Bitcoin rate of work is called the network hashrate in GH/sec. As the target block interval is 10 minutes that can be converted to cryptographic security as log2(hashrate*600), so that of Nov 2013 hashrate is 4 petahash/sec and bitcoin's hashcash-256^2 proofs-of-works are 62-bits (including +1 for double hash).
Bitcoin also defines a new notion of (relative) difficulty which is the work required so that at current network hashrate a block is expected to be found every 10 minutes. It is expressed relative to a minimum work unit of 2^32 iterations (approximately, technically minimum work is 0xFFFF0000 due to bitcoin implementation level details). Bitcoin difficulty is simple to approximately convert to log2 cryptographic security: k=log2(difficulty)+32 (or for high accuracy log2(difficulty*0xFFFF0000)). Difficulty is related to the target simply as difficulty = target / 0xFFFF0000.
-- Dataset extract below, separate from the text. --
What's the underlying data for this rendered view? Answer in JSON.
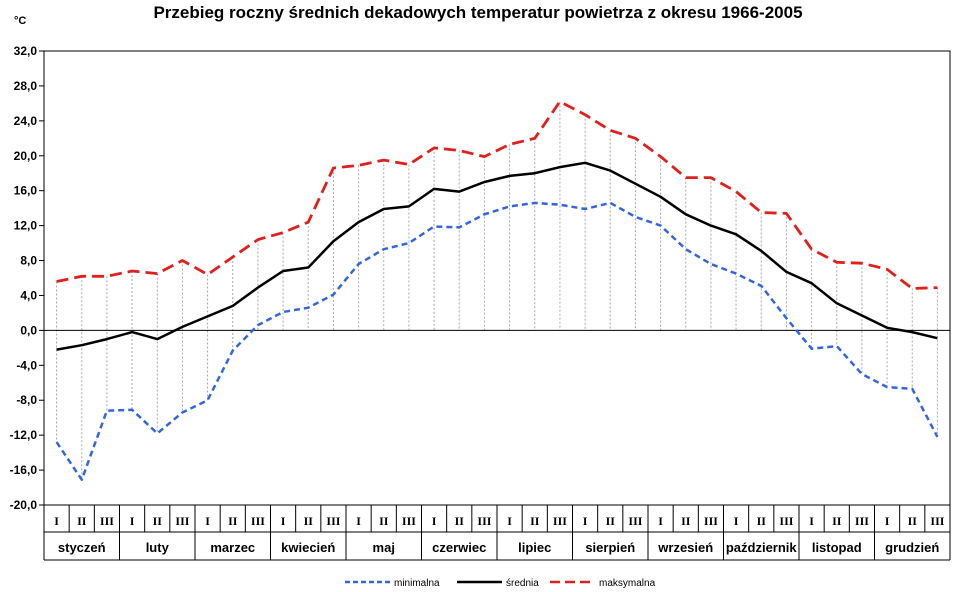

It is perhaps easier to deal with high difficulties in log2 scale (a petahash/second is a 16 decimal digit number of hashes per second), and makes them comparable to other cryptographic security statements. For example the EFF "deepcrack" DES cracker project built a hardware brute force machine capable of breaking a DES key in 56 hours to make a political point that 56-bit DES was too weak in 1998 at a cost of $250,000 (plus volunteer design time). By comparison bitcoin network does 62-bits (including +1 for double hash) every 10-minutes and is 537,000 times more powerful than deepcrack, or could if it were focused on DES rather than SHA256 crack a DES key in 9 seconds to deepcracks 56 hours.
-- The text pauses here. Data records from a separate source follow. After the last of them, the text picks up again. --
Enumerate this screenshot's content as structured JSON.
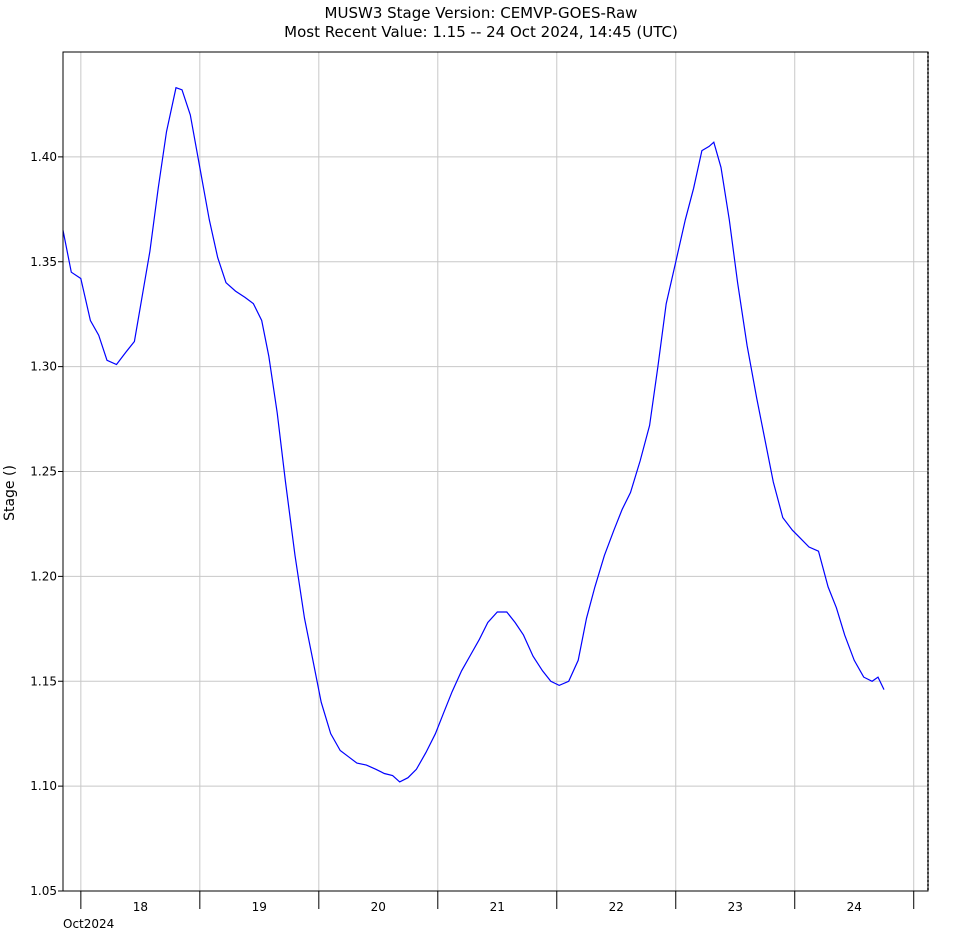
{
  "chart_data": {
    "type": "line",
    "title": "MUSW3  Stage  Version: CEMVP-GOES-Raw",
    "subtitle": "Most Recent Value: 1.15  --  24 Oct 2024, 14:45 (UTC)",
    "ylabel": "Stage ()",
    "xlabel_year": "Oct2024",
    "ylim": [
      1.05,
      1.45
    ],
    "y_ticks": [
      "1.05",
      "1.10",
      "1.15",
      "1.20",
      "1.25",
      "1.30",
      "1.35",
      "1.40"
    ],
    "x_days": [
      "18",
      "19",
      "20",
      "21",
      "22",
      "23",
      "24"
    ],
    "xlim_days": [
      17.35,
      24.62
    ],
    "grid": true,
    "series": [
      {
        "color": "#0000ff",
        "x_unit": "day of October 2024 (fractional, UTC)",
        "points": [
          [
            17.35,
            1.365
          ],
          [
            17.42,
            1.345
          ],
          [
            17.5,
            1.342
          ],
          [
            17.58,
            1.322
          ],
          [
            17.65,
            1.315
          ],
          [
            17.72,
            1.303
          ],
          [
            17.8,
            1.301
          ],
          [
            17.88,
            1.307
          ],
          [
            17.95,
            1.312
          ],
          [
            18.02,
            1.335
          ],
          [
            18.08,
            1.355
          ],
          [
            18.15,
            1.385
          ],
          [
            18.22,
            1.412
          ],
          [
            18.3,
            1.433
          ],
          [
            18.35,
            1.432
          ],
          [
            18.42,
            1.42
          ],
          [
            18.5,
            1.395
          ],
          [
            18.58,
            1.37
          ],
          [
            18.65,
            1.352
          ],
          [
            18.72,
            1.34
          ],
          [
            18.8,
            1.336
          ],
          [
            18.88,
            1.333
          ],
          [
            18.95,
            1.33
          ],
          [
            19.02,
            1.322
          ],
          [
            19.08,
            1.305
          ],
          [
            19.15,
            1.278
          ],
          [
            19.22,
            1.245
          ],
          [
            19.3,
            1.21
          ],
          [
            19.38,
            1.18
          ],
          [
            19.45,
            1.16
          ],
          [
            19.52,
            1.14
          ],
          [
            19.6,
            1.125
          ],
          [
            19.68,
            1.117
          ],
          [
            19.75,
            1.114
          ],
          [
            19.82,
            1.111
          ],
          [
            19.9,
            1.11
          ],
          [
            19.98,
            1.108
          ],
          [
            20.05,
            1.106
          ],
          [
            20.12,
            1.105
          ],
          [
            20.18,
            1.102
          ],
          [
            20.25,
            1.104
          ],
          [
            20.32,
            1.108
          ],
          [
            20.4,
            1.116
          ],
          [
            20.48,
            1.125
          ],
          [
            20.55,
            1.135
          ],
          [
            20.62,
            1.145
          ],
          [
            20.7,
            1.155
          ],
          [
            20.78,
            1.163
          ],
          [
            20.85,
            1.17
          ],
          [
            20.92,
            1.178
          ],
          [
            21.0,
            1.183
          ],
          [
            21.08,
            1.183
          ],
          [
            21.15,
            1.178
          ],
          [
            21.22,
            1.172
          ],
          [
            21.3,
            1.162
          ],
          [
            21.38,
            1.155
          ],
          [
            21.45,
            1.15
          ],
          [
            21.52,
            1.148
          ],
          [
            21.6,
            1.15
          ],
          [
            21.68,
            1.16
          ],
          [
            21.75,
            1.18
          ],
          [
            21.82,
            1.195
          ],
          [
            21.9,
            1.21
          ],
          [
            21.98,
            1.222
          ],
          [
            22.05,
            1.232
          ],
          [
            22.12,
            1.24
          ],
          [
            22.2,
            1.255
          ],
          [
            22.28,
            1.272
          ],
          [
            22.35,
            1.3
          ],
          [
            22.42,
            1.33
          ],
          [
            22.5,
            1.35
          ],
          [
            22.58,
            1.37
          ],
          [
            22.65,
            1.385
          ],
          [
            22.72,
            1.403
          ],
          [
            22.78,
            1.405
          ],
          [
            22.82,
            1.407
          ],
          [
            22.88,
            1.395
          ],
          [
            22.95,
            1.37
          ],
          [
            23.02,
            1.34
          ],
          [
            23.1,
            1.31
          ],
          [
            23.18,
            1.285
          ],
          [
            23.25,
            1.265
          ],
          [
            23.32,
            1.245
          ],
          [
            23.4,
            1.228
          ],
          [
            23.48,
            1.222
          ],
          [
            23.55,
            1.218
          ],
          [
            23.62,
            1.214
          ],
          [
            23.7,
            1.212
          ],
          [
            23.78,
            1.195
          ],
          [
            23.85,
            1.185
          ],
          [
            23.92,
            1.172
          ],
          [
            24.0,
            1.16
          ],
          [
            24.08,
            1.152
          ],
          [
            24.15,
            1.15
          ],
          [
            24.2,
            1.152
          ],
          [
            24.25,
            1.146
          ]
        ]
      }
    ]
  }
}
In principle a miner should therefore for privacy use a different reward-address for each block (and reset the counter to 0). Why Satoshi's early mined bitcoins were potentially linked, was because while he changed the reward-addresss, he forgot to reset the counter after each successful mine, which is a bitcoin mining privacy bug. In fact with bitcoin the counter also should be obscured otherwise you would reveal your effort level, and if you have a lot of mining power that may imply who the coin belongs to. Bitcoin does this via the nonce and extra-nonce. Nonce starts at 0, but extra nonce is random. Together these form a randomized counter hiding the amount of effort that went into the proof, so no one can tell if it was a powerful but unlucky miner who worked hard, or a weak miner who was very lucky.
Additionally with the introduction of mining pools, if the miner uses the same reward address for all users, which is what the current mining protocols do, then there is risk that users may redo work. To avoid users redoing work, miners hand out defined work for the users to do. However this creates an unnecessary communication round trip and in early protocol versions perhaps was a factor in the decision to have the pool send the actual block to mine, which means the miners are not validating their own blocks, which delegates validation authority, though not work, to the pool operator, reducing the security of the bitcoin network. The more recent mining protocol version allows the user to add their own block definition, but still unnecessarily incur round trips for handing out work allocation. Because the new pooled-mining protocol has a miner chosen extraNonce this acts as a random start factor so there is actually no need to talk to the pool for work allocation, a pool could have a static published address, and miners could just do work of whatever size they chose, and submit it to the pool as a UDP packet. (If privacy is required by the miner, it could use the public derivation method from BIP 32 to allow the node to tell the miner via an encrypted message with the mining work, which factor to multiply the static public key by.)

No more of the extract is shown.